According to the U.S. Census American Community Survey, for the period 2016-2020 the estimated median annual income for a household in the village was $37,552, and the median income for a family was $51,136. About 24.1% of the population were living below the poverty line, including 28.4% of those under age 18 and 25.7% of those age 65 or over. About 52.4% of the population were employed, and 7.8% had a bachelor's degree or higher.

===2010 census===
As of the census of 2010, there were 2,188 people, 872 households, and 477 families living in the village. The population density was 6837.5 PD/sqmi. There were 1,099 housing units at an average density of 3434.4 /sqmi. The racial makeup of the village was 79.1% White, 14.9% African American, 0.3% Native American, 0.7% Asian, 0.5% Pacific Islander, 1.0% from other races, and 3.6% from two or more races. Hispanic or Latino of any race were 3.6% of the population.

There were 872 households, of which 32.7% had children under the age of 18 living with them, 27.5% were married couples living together, 21.1% had a female householder with no husband present, 6.1% had a male householder with no wife present, and 45.3% were non-families. 35.6% of all households were made up of individuals, and 8.6% had someone living alone who was 65 years of age or older. The average household size was 2.51 and the average family size was 3.30.

The median age in the village was 35.2 years. 26.6% of residents were under the age of 18; 10.4% were between the ages of 18 and 24; 25.8% were from 25 to 44; 27.4% were from 45 to 64; and 9.6% were 65 years of age or older. The gender makeup of the village was 50.7% male and 49.3% female.

===2000 census===
As of the census of 2000, there were 2,681 people, 1,061 households, and 658 families living in the village. The population density was 8,106.5 PD/sqmi. There were 1,173 housing units at an average density of 3,546.8 /sqmi. The racial makeup of the village was 91.87% White, 5.45% African American, 0.56% Native American, 0.19% Asian, 0.07% Pacific Islander, 0.67% from other races, and 1.19% from two or more races. Hispanic or Latino of any race were 1.64% of the population.
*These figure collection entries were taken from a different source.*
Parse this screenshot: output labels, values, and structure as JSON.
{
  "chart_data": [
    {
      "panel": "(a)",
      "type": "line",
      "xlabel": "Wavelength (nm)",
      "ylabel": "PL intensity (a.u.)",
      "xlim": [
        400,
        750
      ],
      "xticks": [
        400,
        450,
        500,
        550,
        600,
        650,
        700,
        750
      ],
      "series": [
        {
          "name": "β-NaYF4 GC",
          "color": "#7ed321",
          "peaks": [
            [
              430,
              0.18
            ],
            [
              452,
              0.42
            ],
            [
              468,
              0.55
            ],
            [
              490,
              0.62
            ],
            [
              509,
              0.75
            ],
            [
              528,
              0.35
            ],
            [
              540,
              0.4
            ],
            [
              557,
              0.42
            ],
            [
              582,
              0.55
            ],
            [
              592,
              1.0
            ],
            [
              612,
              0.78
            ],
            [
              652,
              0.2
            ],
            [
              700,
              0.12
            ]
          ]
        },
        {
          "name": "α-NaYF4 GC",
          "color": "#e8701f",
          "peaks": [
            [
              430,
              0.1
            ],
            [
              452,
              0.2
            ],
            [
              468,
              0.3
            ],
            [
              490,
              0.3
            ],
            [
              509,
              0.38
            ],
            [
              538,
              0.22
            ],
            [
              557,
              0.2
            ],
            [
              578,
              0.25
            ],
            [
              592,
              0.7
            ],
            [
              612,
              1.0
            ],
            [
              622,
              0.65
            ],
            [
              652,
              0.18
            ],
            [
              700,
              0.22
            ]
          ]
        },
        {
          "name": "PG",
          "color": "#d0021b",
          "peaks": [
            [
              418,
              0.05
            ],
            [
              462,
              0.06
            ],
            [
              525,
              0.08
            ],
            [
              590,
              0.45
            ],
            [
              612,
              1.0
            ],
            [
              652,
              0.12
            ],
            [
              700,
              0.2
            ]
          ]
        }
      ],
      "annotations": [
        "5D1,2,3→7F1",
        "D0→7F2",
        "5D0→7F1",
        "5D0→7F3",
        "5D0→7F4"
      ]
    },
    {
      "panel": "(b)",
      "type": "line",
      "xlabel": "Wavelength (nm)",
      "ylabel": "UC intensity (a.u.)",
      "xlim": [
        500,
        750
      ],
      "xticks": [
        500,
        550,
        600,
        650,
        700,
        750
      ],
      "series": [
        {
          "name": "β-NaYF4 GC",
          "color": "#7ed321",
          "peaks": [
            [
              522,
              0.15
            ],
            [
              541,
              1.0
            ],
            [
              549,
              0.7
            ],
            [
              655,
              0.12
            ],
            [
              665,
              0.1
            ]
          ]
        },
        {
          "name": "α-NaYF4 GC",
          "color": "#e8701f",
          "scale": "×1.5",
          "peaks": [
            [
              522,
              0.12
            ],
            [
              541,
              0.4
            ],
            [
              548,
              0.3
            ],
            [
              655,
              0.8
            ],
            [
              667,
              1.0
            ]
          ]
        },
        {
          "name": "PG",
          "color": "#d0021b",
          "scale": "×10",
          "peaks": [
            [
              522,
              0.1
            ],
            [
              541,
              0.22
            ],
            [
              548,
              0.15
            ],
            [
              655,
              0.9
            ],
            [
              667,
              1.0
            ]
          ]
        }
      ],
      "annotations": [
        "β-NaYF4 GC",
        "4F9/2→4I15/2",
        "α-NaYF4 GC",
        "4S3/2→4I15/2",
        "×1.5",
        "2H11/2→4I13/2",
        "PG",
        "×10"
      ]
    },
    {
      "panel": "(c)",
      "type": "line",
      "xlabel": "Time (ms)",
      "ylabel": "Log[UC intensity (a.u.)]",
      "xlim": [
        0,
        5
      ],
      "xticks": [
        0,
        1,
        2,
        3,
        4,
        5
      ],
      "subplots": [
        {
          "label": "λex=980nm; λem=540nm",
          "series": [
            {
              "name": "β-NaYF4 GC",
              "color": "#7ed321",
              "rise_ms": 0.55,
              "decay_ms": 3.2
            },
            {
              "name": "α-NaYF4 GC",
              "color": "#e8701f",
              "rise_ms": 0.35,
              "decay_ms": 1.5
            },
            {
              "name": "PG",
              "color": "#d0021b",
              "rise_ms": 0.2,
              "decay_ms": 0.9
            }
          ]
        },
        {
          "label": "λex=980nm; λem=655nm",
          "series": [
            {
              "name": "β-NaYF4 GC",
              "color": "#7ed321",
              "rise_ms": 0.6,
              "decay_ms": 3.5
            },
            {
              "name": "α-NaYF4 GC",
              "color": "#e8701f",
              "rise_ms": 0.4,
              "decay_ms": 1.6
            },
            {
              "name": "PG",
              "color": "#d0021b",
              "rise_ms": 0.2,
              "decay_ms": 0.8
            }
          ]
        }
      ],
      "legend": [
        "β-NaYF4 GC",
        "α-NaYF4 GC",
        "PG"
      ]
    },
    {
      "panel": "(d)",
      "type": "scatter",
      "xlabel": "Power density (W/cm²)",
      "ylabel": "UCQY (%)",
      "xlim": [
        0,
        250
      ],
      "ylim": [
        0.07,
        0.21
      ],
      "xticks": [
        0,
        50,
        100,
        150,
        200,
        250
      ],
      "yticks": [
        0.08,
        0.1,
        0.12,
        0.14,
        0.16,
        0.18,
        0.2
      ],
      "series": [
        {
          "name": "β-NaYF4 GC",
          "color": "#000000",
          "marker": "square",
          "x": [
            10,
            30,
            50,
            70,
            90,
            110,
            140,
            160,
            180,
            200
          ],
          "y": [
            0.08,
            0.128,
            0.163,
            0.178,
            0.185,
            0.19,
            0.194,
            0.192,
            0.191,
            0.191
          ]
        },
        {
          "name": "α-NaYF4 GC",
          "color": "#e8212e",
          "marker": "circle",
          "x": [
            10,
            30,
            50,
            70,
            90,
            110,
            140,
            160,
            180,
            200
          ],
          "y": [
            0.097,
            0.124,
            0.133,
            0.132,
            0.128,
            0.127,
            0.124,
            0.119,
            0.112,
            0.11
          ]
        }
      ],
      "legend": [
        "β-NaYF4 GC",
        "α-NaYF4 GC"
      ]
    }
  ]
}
There were 1,061 households, out of which 33.1% had children under the age of 18 living with them, 36.7% were married couples living together, 18.8% had a female householder with no husband present, and 37.9% were non-families. 32.0% of all households were made up of individuals, and 7.5% had someone living alone who was 65 years of age or older. The average household size was 2.53 and the average family size was 3.23.

In the village, the population was spread out, with 29.2% under the age of 18, 9.8% from 18 to 24, 29.8% from 25 to 44, 21.0% from 45 to 64, and 10.1% who were 65 years of age or older. The median age was 33 years. For every 100 females there were 104.7 males. For every 100 females age 18 and over, there were 102.8 males.

The median income for a household in the village was $29,017, and the median income for a family was $31,528. Males had a median income of $29,902 versus $21,812 for females. The per capita income for the village was $13,466. About 20.2% of families and 19.0% of the population were below the poverty line, including 26.9% of those under age 18 and 7.3% of those age 65 or over.